Mia madre però, non ha mai pensato di dover morire con i piedi nella terra come la nonna. Anzi, quella morte così indegna, si era giurata di doverla riscattare. E così un pizzico di quella emancipazione farlocca, davanti alla quale la nonna, ignorando il suo ruolo reale, l’aveva sempre messa in guardia, lei la mise in atto sul serio. Prese la patente prestissimo, mia madre. E soprattutto acquisì la sua autonomia. 

Certo, era ancora tanta la strada da fare, ma le donne, in Italia, a partire dal 46, avevano fatto grandi passi in avanti. Da semplici individui di sesso femminile, erano diventate donne. Con una identità, e una precisa personalità. Lavoratrici riconosciute con i propri nomi e cognomi. Donne apprezzate e ammirate. Contemporaneamente simbolo del focolare domestico e madrine del grande progresso.

La donna esce dalla sua noce scura, con gradualità. Poco alla volta conquista la sua indipendenza. Senza però, mai riuscire del tutto, a porre fine alle annose differenze di genere.

Un retaggio antico ma di cui vittima è fondamentalmente l’uomo che, complessato per natura, sfoga su di essa le sue frustrazioni. I complessi atroci dell’inferiorità, di una forza sovrumana che la donna ha ma l’uomo non riesce a fronteggiare. 

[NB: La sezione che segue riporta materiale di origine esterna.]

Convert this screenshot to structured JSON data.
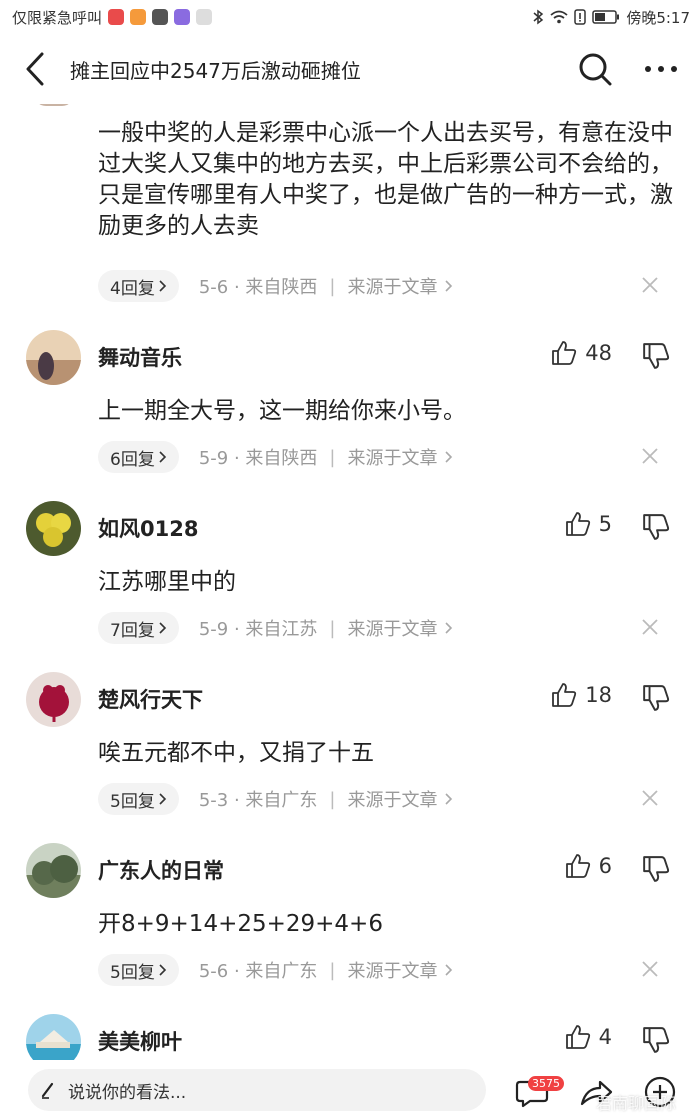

La donna resta, infatti, il principio assoluto di ogni cosa. Contro ogni ostilità, essa è il battesimo e l’iniziazione. La concezione è tutta raccolta dentro al suo grembo. E fonda la terra e garantisce la vita. 

Si pensi alla madre di Gesù. Davvero è credibile che sia il Cristo, in quanto uomo, il vero protagonista della storia dell’umanità?

Sul palcoscenico c’è solo e sempre Maria. Ella comincia ed ella finisce. Da lei tutto parte e a lei tutto torna. L’angelo andò da lei; Ella concepì per opera dello Spirito Santo; a lei una spada trafiggerà l’anima. 

La verità è che la donna è l’unica vera generatrice del mistero. La donna è la radice. E alla radice non si fa torto. Se si maltratta la radice, l’albero muore. E se muore l’albero nessun fiore farà il frutto che darà il seme per far crescere l’albero per fare il tavolo attorno al quale radunare chiunque. La famiglia, le grandi nazioni, i potenti del mondo, il mondo intero.

E’ questione di attenzione e di sensibilità. Di analisi di pensiero. 

La donna senza l’uomo non può esistere. Ma laddove l’uomo è l’idea, ecco che la donna diventa progetto. E la contemplazione di entrambi dona vero compiacimento. C’è un comandamento che Dio dona all’uomo sin dalla sua creazione. “La tua libertà”, gli dice il Signore, “finisce dove incomincia quella della tua donna. Va e non sbagliare”. 

Nessuno lo scrive mai, nessun uomo lo cita. Ma basta ricordarsi che ogni cosa ha le sue regole da rispettare. Anche la vita. Che è straordinariamente donna.